On April 11, Carlos Mejía Orellana, a radio journalist and staff member at the Jesuit-sponsored community radio station Radio Progreso, was attacked and stabbed to death in his home in the town of El Progreso. In its 2013 report on Honduras, the Committee to Protect Journalists noted: "The Honduran press continued to face violence and intimidation as the country struggled with pervasive crime and general lawlessness. Journalists who covered sensitive topics like drug trafficking, government corruption, and land conflicts were threatened and attacked." Mejía Orellana was precisely one of those journalists with the courage to investigate and report on subjects that put himself and the team at Radio Progreso at risk. The following piece was published in the May-June 2014 NewsNotes.

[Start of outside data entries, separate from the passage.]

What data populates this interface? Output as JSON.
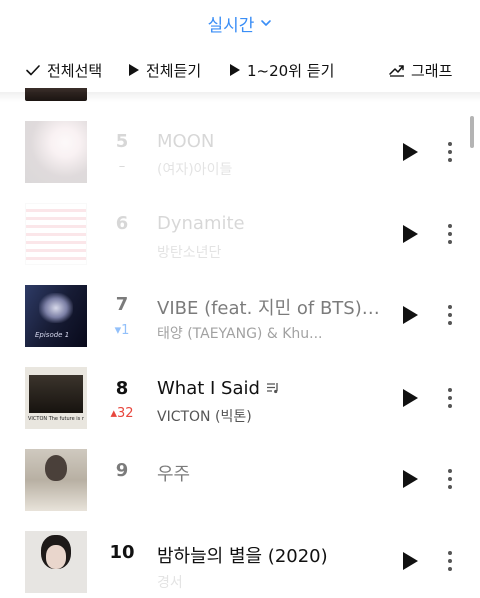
{
  "header": {
    "chart_selector": "실시간",
    "select_all": "전체선택",
    "play_all": "전체듣기",
    "play_range": "1~20위 듣기",
    "graph": "그래프"
  },
  "songs": [
    {
      "rank": "5",
      "change": "–",
      "title": "MOON",
      "artist": "(여자)아이들"
    },
    {
      "rank": "6",
      "change": "",
      "title": "Dynamite",
      "artist": "방탄소년단"
    },
    {
      "rank": "7",
      "change": "▾1",
      "title": "VIBE (feat. 지민 of BTS) (P...",
      "artist": "태양 (TAEYANG) & Khu..."
    },
    {
      "rank": "8",
      "change": "▴32",
      "title": "What I Said",
      "artist": "VICTON (빅톤)"
    },
    {
      "rank": "9",
      "change": "",
      "title": "우주",
      "artist": ""
    },
    {
      "rank": "10",
      "change": "",
      "title": "밤하늘의 별을 (2020)",
      "artist": "경서"
    }
  ],
  "album_art": {
    "song_8_caption": "VICTON The future is now",
    "song_7_caption": "Episode 1"
  },
  "colors": {
    "accent": "#3a8ef6",
    "rank_up": "#e8473e",
    "rank_down": "#3a8ef6"
  },
  "icons": [
    "chevron-down-icon",
    "check-icon",
    "play-icon",
    "graph-icon",
    "more-icon",
    "lyrics-icon"
  ]
}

Radio Progreso is directed by Fr. Ishmael Moreno, a Jesuit priest known as Padre Melo. Founded by the Jesuits over 60 years ago, the station has long been fiercely independent and unafraid to criticize elected officials on both sides of the ideological divide. Padre Melo has guided the radio station through threats and occupations since the coup d’état in 2009 that overthrew President Manuel Zelaya. Radio Progreso diligently reported on the coup and the abuses committed by the authorities against protestors. As a result, in the days following the coup, the military raided the radio station and stopped it from broadcasting.
Although Radio Progreso was permitted to resume broadcasting shortly after the raid, Padre Melo has said that 15 Radio Progreso employees have received death threats since the 2009 coup. In fact, the Inter-American Commission on Human Rights (IACHR) had issued precautionary measures on four separate occasions over the last five years to protect the staff of Radio Progreso from death threats and intimidation. Three of IACHR recommendations for protective measures included Mejía Orellana (pictured), the last one coming in 2011.

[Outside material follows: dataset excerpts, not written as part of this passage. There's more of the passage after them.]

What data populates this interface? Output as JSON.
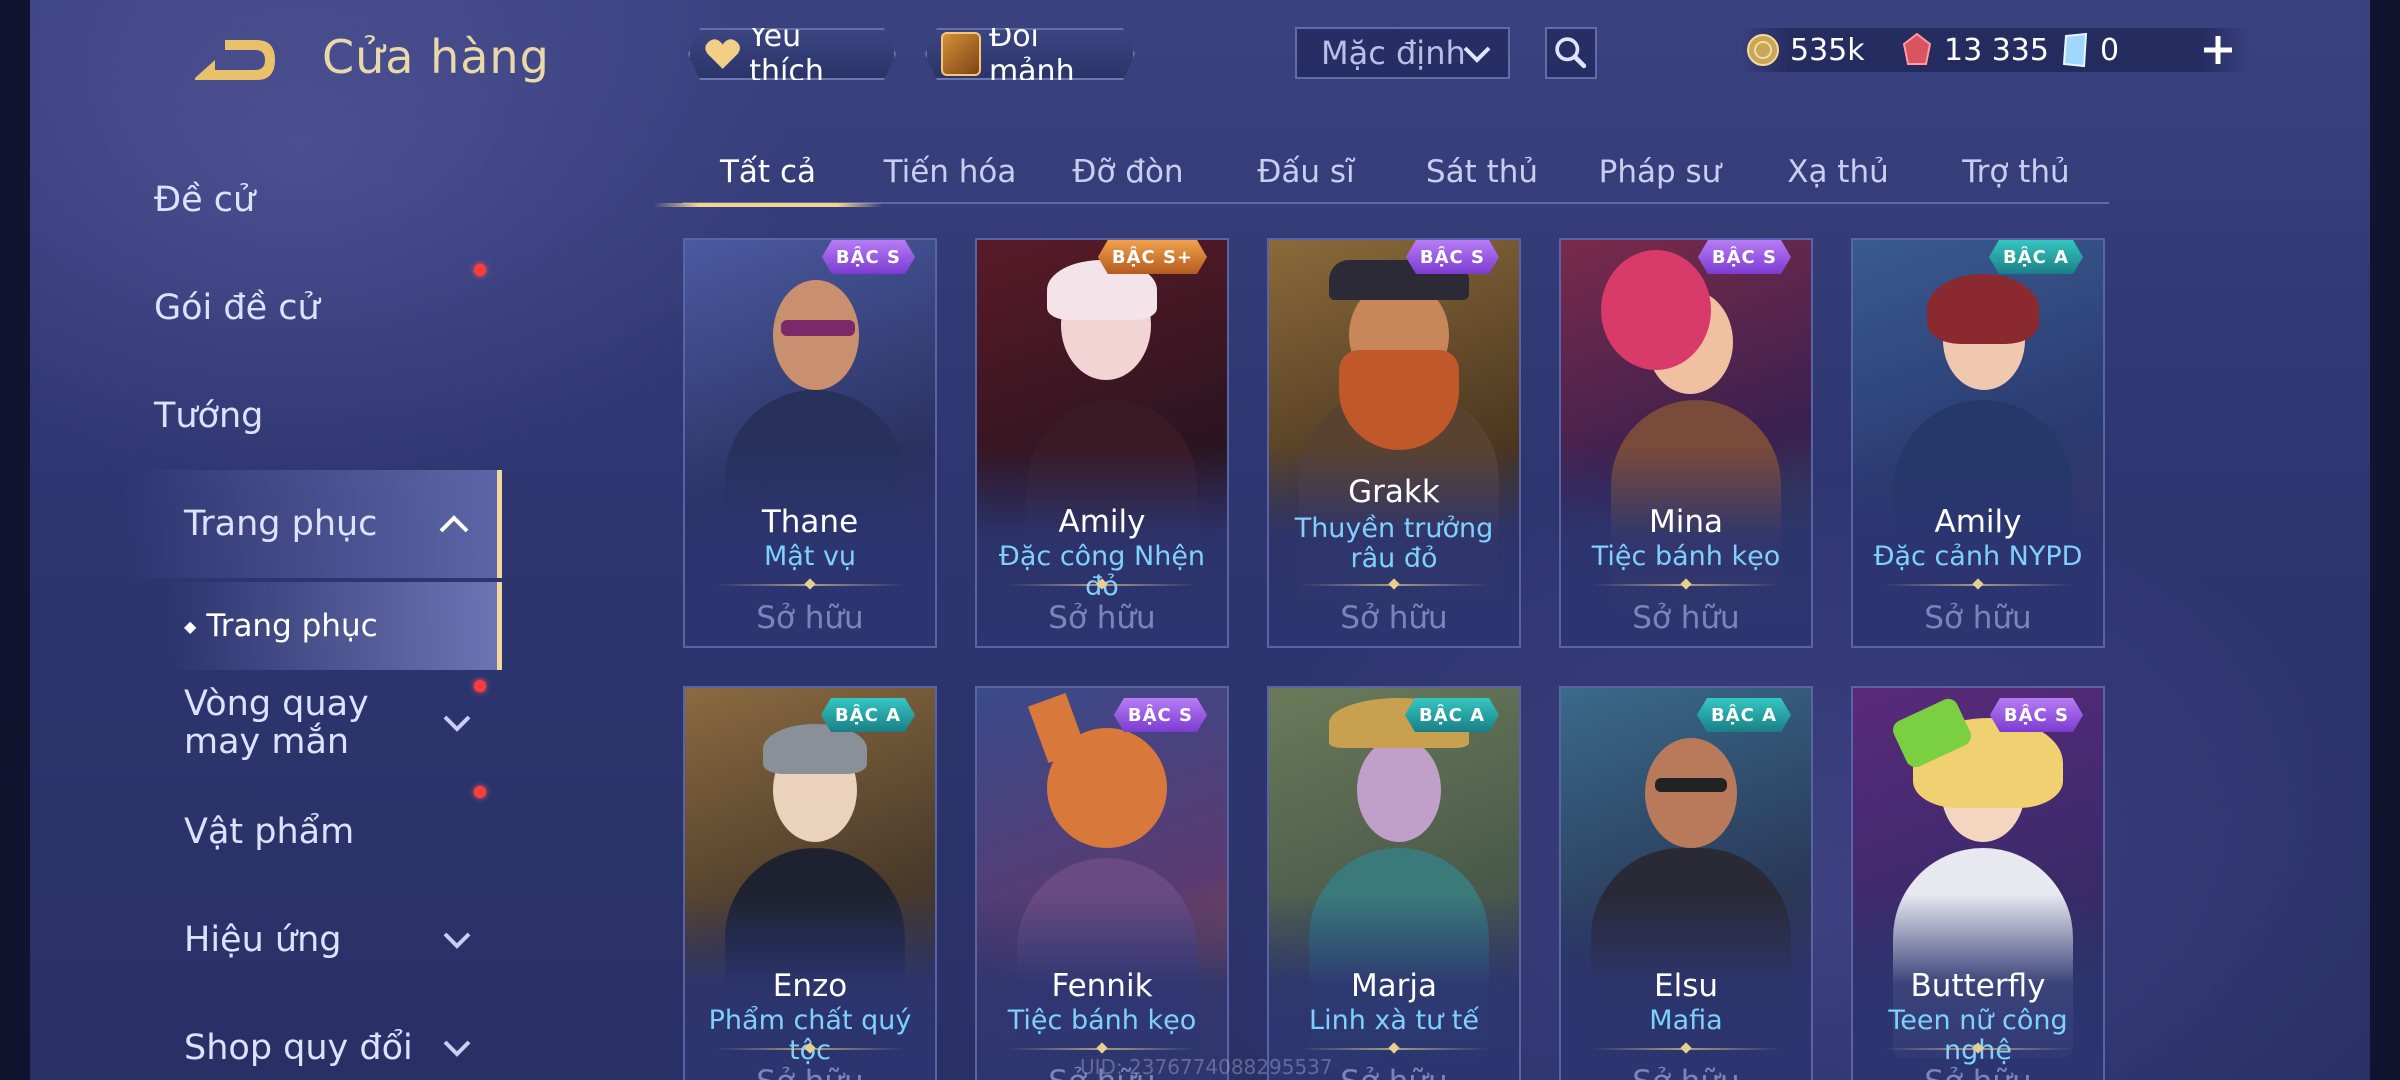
{
  "header": {
    "title": "Cửa hàng",
    "favorites_label": "Yêu thích",
    "shards_label": "Đổi mảnh",
    "sort_value": "Mặc định"
  },
  "currencies": {
    "gold": "535k",
    "vouchers": "13 335",
    "tickets": "0"
  },
  "sidebar": {
    "items": [
      {
        "label": "Đề cử"
      },
      {
        "label": "Gói đề cử"
      },
      {
        "label": "Tướng"
      },
      {
        "label": "Trang phục"
      },
      {
        "label": "Vòng quay may mắn"
      },
      {
        "label": "Vật phẩm"
      },
      {
        "label": "Hiệu ứng"
      },
      {
        "label": "Shop quy đổi"
      }
    ],
    "sub_item": "Trang phục"
  },
  "tabs": [
    "Tất cả",
    "Tiến hóa",
    "Đỡ đòn",
    "Đấu sĩ",
    "Sát thủ",
    "Pháp sư",
    "Xạ thủ",
    "Trợ thủ"
  ],
  "cards": [
    {
      "hero": "Thane",
      "skin": "Mật vụ",
      "tier": "BẬC S",
      "status": "Sở hữu"
    },
    {
      "hero": "Amily",
      "skin": "Đặc công Nhện đỏ",
      "tier": "BẬC S+",
      "status": "Sở hữu"
    },
    {
      "hero": "Grakk",
      "skin": "Thuyền trưởng râu đỏ",
      "tier": "BẬC S",
      "status": "Sở hữu"
    },
    {
      "hero": "Mina",
      "skin": "Tiệc bánh kẹo",
      "tier": "BẬC S",
      "status": "Sở hữu"
    },
    {
      "hero": "Amily",
      "skin": "Đặc cảnh NYPD",
      "tier": "BẬC A",
      "status": "Sở hữu"
    },
    {
      "hero": "Enzo",
      "skin": "Phẩm chất quý tộc",
      "tier": "BẬC A",
      "status": "Sở hữu"
    },
    {
      "hero": "Fennik",
      "skin": "Tiệc bánh kẹo",
      "tier": "BẬC S",
      "status": "Sở hữu"
    },
    {
      "hero": "Marja",
      "skin": "Linh xà tư tế",
      "tier": "BẬC A",
      "status": "Sở hữu"
    },
    {
      "hero": "Elsu",
      "skin": "Mafia",
      "tier": "BẬC A",
      "status": "Sở hữu"
    },
    {
      "hero": "Butterfly",
      "skin": "Teen nữ công nghệ",
      "tier": "BẬC S",
      "status": "Sở hữu"
    }
  ],
  "uid_text": "UID: 2376774088295537",
  "colors": {
    "accent_gold": "#f4d58c",
    "skin_name": "#7fd0ff",
    "notification": "#ff3b3b"
  }
}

At play in this murder are a number of overlapping concerns. First and foremost is the disconcerting continuation of high levels of violence that pervade Honduran society. Far from being isolated to drug trafficking and gang-related violence, the elevated murder rate and the Honduran government’s inability to curb violence and impunity has led to a situation in which political vendettas are settled with murder rather than through democratic practices. Journalists who dare criticize the Honduran government and the upper echelons of power in the country are at risk precisely because they have the courage to engage in the fundamentals of democracy - working to inform the public.
Padre Melo explained that the murder was far from a random attack against a citizen, but rather was a deliberate attempt to silence a brave journalist and institution that spoke out against human rights violations: "This criminal action against our team member Carlos Mejía Orellana is a blow to our work, our institution and we denounce this murder; it threatens our right to freedom of expression, communication, and the lives of each and every member of our team."
In a condemnation of the Honduran government’s failure to protect journalists such as Mejía Orellana, U.S. Reps. Jim McGovern (D-MA), Sam Farr (D-CA), and Janice Schakowsky (D-IL) and Sen. Tim Kaine (D-VA) released statements extending condolences to the friends and family of Mejía Orellana as well as strongly urging Honduras to actually investigate and bring to justice the perpetrators. In the immediate aftermath of the murder, the police announced that it was likely a "crime of passion," suggesting that they were ruling out the likelihood of political motivations. Such posturing indicates that the police were uninterested in searching for the likely intellectual authors behind this attempt to silence the journalists at Radio Progreso.
As Sen. Kaine concluded in his statement, "Honduran police failed to protect Carlos, despite repeated requests to do so from the Inter-American Commission on Human Rights. The police need to take immediate steps to protect Carlos’s surviving colleagues at Radio Progreso and its research arm, ERIC, who also live under constant threat." As we work toward building a more peaceful Honduras, the journalists who work day after day to bring the truth to the public must be protected and valued members of Honduran society.